If the predictions aren’t sending then it could be a problem with the broker URL (executor.requestLogger.defaultEndpoint in helm get values -n seldon-system seldon-core) or the broker (kubectl get broker -n seldon-logs).

If there are no requests and no obvious problems with the broker transmission, then it could be the trigger stage.

First try kubectl get trigger -n seldon-logs to check the trigger status.

If that looks healthy then we need to debug the Knative trigger process.

Do a kubectl apply -f to the default namespace on a file containing the below (or change references to default for a different namespace):

# event-display app deploment
apiVersion: apps/v1
kind: Deployment
metadata:
  name: event-display
  namespace: default
spec:
  replicas: 1
  selector:
    matchLabels: &labels
      app: event-display
  template:
    metadata:
      labels: *labels
    spec:
      containers:
        - name: helloworld-python
          image: gcr.io/knative-releases/github.com/knative/eventing-sources/cmd/event_display
---
# Service that exposes event-display app.
# This will be the subscriber for the Trigger
kind: Service
apiVersion: v1
metadata:
  name: event-display
  namespace: default
spec:
  selector:
    app: event-display
  ports:
    - protocol: TCP
      port: 80
      targetPort: 8080
---
# Trigger to send events to service above
apiVersion: eventing.knative.dev/v1
kind: Trigger
metadata:
  name: event-display
  namespace: seldon-logs
spec:
  broker: default
  subscriber:
    uri: http://event-display.default:80

Now find the event-display pod and tail its logs (kubectl get pod -n default and kubectl logs -n default <pod_name>). Make a prediction to a model following one of the Seldon Core demos.

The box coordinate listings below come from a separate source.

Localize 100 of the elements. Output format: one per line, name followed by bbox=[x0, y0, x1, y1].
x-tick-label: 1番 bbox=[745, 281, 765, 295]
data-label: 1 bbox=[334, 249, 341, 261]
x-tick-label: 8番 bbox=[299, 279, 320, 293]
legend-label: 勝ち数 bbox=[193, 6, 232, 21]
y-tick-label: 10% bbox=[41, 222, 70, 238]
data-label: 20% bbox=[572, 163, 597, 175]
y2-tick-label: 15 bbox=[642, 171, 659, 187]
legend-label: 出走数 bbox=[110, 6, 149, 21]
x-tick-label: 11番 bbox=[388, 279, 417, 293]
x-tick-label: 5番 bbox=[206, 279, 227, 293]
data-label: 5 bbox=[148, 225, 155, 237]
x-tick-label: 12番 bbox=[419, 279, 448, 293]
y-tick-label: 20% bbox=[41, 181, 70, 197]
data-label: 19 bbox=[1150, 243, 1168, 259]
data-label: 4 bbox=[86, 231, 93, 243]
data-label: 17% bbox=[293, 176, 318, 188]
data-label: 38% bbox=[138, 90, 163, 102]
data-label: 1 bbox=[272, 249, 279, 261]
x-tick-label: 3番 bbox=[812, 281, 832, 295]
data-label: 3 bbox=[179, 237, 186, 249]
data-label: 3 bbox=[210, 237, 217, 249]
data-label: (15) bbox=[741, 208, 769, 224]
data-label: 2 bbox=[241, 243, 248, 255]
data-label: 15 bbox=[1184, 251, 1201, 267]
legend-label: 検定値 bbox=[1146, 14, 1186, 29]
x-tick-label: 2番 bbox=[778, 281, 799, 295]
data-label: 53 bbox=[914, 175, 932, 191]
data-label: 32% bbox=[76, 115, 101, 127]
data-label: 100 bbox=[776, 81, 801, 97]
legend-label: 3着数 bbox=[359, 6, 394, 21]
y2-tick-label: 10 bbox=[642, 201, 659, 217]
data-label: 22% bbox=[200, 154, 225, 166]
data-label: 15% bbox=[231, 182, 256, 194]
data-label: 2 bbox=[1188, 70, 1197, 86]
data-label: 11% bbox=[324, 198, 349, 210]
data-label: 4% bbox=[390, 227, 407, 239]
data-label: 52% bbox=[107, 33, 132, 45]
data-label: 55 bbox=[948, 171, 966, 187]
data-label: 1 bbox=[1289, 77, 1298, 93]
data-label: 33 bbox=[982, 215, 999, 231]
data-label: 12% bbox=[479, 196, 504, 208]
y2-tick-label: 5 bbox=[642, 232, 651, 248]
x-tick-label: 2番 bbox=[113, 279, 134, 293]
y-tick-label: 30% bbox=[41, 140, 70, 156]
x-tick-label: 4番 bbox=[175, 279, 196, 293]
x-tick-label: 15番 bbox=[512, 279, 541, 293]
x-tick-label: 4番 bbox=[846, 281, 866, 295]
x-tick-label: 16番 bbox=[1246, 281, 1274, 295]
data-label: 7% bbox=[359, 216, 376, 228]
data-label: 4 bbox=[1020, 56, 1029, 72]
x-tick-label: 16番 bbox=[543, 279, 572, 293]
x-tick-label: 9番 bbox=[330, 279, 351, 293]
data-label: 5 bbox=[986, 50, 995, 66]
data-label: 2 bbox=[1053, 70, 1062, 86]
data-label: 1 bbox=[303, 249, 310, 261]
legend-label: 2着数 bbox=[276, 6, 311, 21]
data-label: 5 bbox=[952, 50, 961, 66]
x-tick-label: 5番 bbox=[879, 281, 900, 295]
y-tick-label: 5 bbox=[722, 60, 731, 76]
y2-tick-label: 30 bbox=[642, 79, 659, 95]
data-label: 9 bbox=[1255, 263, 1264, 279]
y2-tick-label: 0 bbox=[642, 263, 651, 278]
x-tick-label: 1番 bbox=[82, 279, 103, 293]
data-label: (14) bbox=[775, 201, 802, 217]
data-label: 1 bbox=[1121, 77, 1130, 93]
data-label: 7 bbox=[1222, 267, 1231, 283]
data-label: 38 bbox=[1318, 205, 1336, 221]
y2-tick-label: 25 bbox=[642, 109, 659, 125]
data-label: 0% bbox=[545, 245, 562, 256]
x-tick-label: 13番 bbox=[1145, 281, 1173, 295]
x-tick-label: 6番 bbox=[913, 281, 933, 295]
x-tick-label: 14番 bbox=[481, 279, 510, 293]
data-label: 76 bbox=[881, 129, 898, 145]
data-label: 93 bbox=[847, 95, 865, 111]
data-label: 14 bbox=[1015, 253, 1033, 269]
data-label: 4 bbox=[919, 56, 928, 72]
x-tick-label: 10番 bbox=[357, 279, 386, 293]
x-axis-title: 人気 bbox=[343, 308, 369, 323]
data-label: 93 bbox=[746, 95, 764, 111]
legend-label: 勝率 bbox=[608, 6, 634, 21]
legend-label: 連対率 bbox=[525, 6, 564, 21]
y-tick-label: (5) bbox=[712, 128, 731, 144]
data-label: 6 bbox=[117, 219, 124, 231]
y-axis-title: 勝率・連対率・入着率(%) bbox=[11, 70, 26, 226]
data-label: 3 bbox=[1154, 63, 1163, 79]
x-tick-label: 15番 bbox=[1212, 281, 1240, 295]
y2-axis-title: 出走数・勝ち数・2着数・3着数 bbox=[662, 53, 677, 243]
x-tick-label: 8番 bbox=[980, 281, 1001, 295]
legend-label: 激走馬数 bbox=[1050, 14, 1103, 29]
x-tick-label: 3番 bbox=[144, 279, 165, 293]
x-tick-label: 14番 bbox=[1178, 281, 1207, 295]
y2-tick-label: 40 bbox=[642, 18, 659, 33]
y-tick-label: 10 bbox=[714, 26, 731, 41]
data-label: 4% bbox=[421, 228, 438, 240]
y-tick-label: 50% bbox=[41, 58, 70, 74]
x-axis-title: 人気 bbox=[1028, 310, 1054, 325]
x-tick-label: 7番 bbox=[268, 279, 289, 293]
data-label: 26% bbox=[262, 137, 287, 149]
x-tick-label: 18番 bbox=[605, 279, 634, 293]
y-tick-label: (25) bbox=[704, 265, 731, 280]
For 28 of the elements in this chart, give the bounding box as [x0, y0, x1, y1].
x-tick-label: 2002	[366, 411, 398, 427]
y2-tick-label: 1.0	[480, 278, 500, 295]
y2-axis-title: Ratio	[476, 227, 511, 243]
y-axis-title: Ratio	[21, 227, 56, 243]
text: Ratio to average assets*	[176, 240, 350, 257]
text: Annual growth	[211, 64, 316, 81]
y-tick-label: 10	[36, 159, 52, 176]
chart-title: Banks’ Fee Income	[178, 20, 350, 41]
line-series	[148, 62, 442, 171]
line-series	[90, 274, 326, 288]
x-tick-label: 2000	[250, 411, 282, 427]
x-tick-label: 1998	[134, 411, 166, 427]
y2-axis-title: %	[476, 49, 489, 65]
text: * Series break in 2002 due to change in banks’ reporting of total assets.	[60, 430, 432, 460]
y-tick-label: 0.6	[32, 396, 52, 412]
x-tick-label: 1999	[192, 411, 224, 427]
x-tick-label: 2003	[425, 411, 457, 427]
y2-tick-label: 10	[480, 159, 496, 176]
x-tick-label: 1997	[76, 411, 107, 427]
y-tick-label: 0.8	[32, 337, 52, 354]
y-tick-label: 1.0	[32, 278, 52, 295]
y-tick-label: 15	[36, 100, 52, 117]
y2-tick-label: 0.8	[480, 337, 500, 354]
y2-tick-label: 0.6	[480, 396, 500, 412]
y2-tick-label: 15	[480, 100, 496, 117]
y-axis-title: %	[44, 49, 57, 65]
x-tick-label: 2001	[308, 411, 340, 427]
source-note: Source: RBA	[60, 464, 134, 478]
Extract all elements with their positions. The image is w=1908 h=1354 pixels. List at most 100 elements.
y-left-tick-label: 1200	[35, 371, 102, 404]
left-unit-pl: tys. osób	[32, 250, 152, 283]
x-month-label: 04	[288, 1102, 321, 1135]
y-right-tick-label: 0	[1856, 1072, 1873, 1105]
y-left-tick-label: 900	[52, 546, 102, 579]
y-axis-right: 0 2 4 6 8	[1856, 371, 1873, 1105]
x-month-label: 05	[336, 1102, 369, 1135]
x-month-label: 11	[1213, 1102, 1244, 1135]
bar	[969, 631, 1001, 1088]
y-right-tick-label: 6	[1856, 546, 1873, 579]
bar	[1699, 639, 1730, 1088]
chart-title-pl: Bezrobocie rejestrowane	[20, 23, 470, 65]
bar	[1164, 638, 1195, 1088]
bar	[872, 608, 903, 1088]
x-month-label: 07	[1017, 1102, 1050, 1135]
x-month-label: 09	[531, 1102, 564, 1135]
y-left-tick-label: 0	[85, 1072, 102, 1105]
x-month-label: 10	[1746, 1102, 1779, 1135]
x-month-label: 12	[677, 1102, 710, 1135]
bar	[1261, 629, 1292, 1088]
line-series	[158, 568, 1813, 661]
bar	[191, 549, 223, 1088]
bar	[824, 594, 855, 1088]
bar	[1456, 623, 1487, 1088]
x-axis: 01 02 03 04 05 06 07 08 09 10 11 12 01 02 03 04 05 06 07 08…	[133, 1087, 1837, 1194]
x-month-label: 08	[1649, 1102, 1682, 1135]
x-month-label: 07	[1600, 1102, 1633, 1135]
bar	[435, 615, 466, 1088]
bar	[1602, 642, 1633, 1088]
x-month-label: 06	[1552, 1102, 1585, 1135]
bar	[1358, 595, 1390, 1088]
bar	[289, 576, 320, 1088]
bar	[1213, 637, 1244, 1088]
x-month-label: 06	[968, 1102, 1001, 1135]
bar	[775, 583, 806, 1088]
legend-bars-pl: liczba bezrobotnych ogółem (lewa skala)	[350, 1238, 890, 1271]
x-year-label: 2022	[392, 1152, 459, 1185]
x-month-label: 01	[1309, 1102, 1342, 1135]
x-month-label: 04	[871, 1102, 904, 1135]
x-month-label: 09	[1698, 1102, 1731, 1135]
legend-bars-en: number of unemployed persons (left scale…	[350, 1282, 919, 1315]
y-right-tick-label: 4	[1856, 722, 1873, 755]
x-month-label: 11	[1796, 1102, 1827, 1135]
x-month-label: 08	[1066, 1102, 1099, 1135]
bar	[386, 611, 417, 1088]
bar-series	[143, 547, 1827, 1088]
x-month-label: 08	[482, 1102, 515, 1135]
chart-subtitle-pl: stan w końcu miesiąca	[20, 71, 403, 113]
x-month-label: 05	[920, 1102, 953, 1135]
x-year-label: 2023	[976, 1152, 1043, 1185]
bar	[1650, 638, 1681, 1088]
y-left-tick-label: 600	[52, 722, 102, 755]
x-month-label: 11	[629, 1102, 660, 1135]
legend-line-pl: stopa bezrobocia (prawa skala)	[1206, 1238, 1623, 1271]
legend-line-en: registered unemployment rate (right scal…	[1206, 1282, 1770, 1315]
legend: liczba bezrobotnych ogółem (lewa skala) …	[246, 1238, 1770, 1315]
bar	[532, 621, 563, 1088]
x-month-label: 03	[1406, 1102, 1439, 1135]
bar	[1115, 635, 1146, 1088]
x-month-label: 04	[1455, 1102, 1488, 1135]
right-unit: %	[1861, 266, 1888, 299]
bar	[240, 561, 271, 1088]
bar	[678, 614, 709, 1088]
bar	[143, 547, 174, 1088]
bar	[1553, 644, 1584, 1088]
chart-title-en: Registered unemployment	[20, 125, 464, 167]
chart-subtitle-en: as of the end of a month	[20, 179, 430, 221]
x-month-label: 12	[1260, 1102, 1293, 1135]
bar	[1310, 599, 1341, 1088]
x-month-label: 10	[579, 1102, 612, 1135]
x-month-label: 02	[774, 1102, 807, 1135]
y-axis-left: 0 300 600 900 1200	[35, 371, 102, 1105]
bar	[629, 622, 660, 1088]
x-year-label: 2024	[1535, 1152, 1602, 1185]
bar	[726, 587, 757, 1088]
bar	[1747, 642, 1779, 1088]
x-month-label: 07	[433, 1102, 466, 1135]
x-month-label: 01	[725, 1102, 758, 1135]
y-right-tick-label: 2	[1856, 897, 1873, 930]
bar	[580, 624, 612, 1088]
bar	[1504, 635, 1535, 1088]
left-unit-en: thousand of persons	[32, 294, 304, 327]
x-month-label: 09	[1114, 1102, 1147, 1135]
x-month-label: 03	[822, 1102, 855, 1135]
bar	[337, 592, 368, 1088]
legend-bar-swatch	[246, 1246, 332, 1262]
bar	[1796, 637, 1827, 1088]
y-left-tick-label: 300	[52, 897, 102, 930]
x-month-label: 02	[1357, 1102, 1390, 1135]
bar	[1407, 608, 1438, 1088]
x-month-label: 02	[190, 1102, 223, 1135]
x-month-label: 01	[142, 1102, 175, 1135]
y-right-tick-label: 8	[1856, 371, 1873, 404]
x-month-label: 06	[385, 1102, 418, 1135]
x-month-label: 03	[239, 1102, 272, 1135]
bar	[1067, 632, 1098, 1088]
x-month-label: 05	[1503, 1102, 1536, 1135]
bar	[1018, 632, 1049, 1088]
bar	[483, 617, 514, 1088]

You should see something in the event-display logs – even an event decoding error message is good.

To eliminate any Seldon components, we can send an event directly to the broker. There is an example in the Knative docs.

What we’ve done now corresponds to the Knative Eventing hello-world. Nothing at all in the event-display pod means Knative Eventing is not working.

Occasionally you see a RevisionMissing status on the ksvc and a ContainerCreating message on its Revision. If this happens check the Deployment, and if there are no issues then delete and try again.

Hopefully you’ve got things working before here. If not then check the pods in the knative-eventing namespace. If that doesn’t help find the problem, then the Knative Slack and/or Seldon Slack can help with further debugging.

Enable Knative support in Seldon Enterprise Platform

To Enable v1 support in Seldon Enterprise Platform add or change a following variable in deploy-values.yaml file

seldon:
  knativeEnabled: true

Once you modify your deploy-values.yaml you need to apply it with

helm upgrade seldon-deploy seldon-charts/seldon-deploy \
    -f deploy-values.yaml \
    --namespace=seldon-system \
    --version 2.3.1 \
    --install

Knative with a private registry

By default, Knative assumes the image registries used for images will be public. You can follow the official documentation to use a private registry.